Recent population-based research studies have demonstrated that advanced neuroimaging techniques may be capable of identifying the structural and functional changes that are known to occur in mTBI (Eierud 2014). These advanced techniques may include functional connectivity magnetic resonance imaging (MRI) (McDonald 2012), spectroscopy (Yeo 2011), white matter-sensitive techniques such as diffusion tensor imaging (DTI) or diffusion spectrum imaging (DSI) (Shenton 2012; grossman 2010), cortical volumetric techniques (Wang 2014), and /or positron emission tomography (PET) molecular imaging using TBI-specific ligands (Ramlackhansingh 2011).
These advanced neuroimaging techniques are presently used to detect statistically meaningful differences in scientific exploration, but are of limited use in helping to inform the real-time clinical management of patients with TBI. Although many of these techniques can be acquired using current clinical scanners, the abnormal signal reflective of mTBI is often diffuse and difficult, if not impossible, for a neuroradiologist to qualitatively describe.

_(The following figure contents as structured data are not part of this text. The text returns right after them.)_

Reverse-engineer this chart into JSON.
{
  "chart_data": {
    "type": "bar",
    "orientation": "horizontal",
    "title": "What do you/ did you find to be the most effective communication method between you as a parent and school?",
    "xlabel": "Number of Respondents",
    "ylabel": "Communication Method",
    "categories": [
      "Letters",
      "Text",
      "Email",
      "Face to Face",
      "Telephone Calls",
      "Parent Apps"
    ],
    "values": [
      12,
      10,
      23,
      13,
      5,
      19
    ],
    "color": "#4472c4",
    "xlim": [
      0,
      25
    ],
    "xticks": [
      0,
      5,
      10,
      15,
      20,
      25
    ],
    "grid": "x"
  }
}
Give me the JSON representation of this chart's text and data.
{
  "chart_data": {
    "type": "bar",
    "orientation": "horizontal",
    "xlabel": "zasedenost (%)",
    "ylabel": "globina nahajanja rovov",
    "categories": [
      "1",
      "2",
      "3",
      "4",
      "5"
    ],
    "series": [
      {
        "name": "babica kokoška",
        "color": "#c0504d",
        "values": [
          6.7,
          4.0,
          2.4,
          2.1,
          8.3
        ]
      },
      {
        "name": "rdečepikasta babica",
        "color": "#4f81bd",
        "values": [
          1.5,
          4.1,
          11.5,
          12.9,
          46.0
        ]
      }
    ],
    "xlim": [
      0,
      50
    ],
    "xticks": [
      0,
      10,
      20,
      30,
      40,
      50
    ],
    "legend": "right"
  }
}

Discernible changes from normal on imaging studies often can only be revealed using quantitative, computer assisted techniques. However, validated quantitative diagnostic tools to interpret advanced neuroimaging techniques and achieve a diagnosis of mTBI within a single patient do not exist. In many cases, the lack of ‘normal’ comparison values that are readily measurable on clinical scanners further impedes the implementation of advanced imaging tools.
The ACR HII recognises that the future of neuroimaging for mTBI will likely require some combination of computer-aided diagnosis (CAD) and qualitative interpretation by a practising radiologist. Therefore the HII is actively involved with helping to bridge the gap between the prevailing clinical neuroimaging of TBI and the
disruptive potential of advanced neuroimaging for the management of this disease condition. Through multiple ACR-supported conferences that have assembled many of the thought leaders and policymakers in the neuroimaging of TBI, a pathway forward has been defined which includes:
(i) Collection and aggregation of large-scale data from TBI clinical trials and from age-stratified normal controls employing standardised techniques and standardisation between imaging equipment;
(ii) Identification of clear imaging features that are diagnostic for TBI and demonstrate value in assessing injury severity and outcomes, and
(iii) Development of practical imagebased tools and the requisite statistical framework to determine a diagnosis and prognosis for individual patients with TBI. This final goal may include the use of such contemporary tools as machine-learning algorithms that can learn from large volumes of patient data where such knowledge is encapsulated in statistical classification/ regression models, which can then be used for TBI prediction in individual patients (see Figure 1).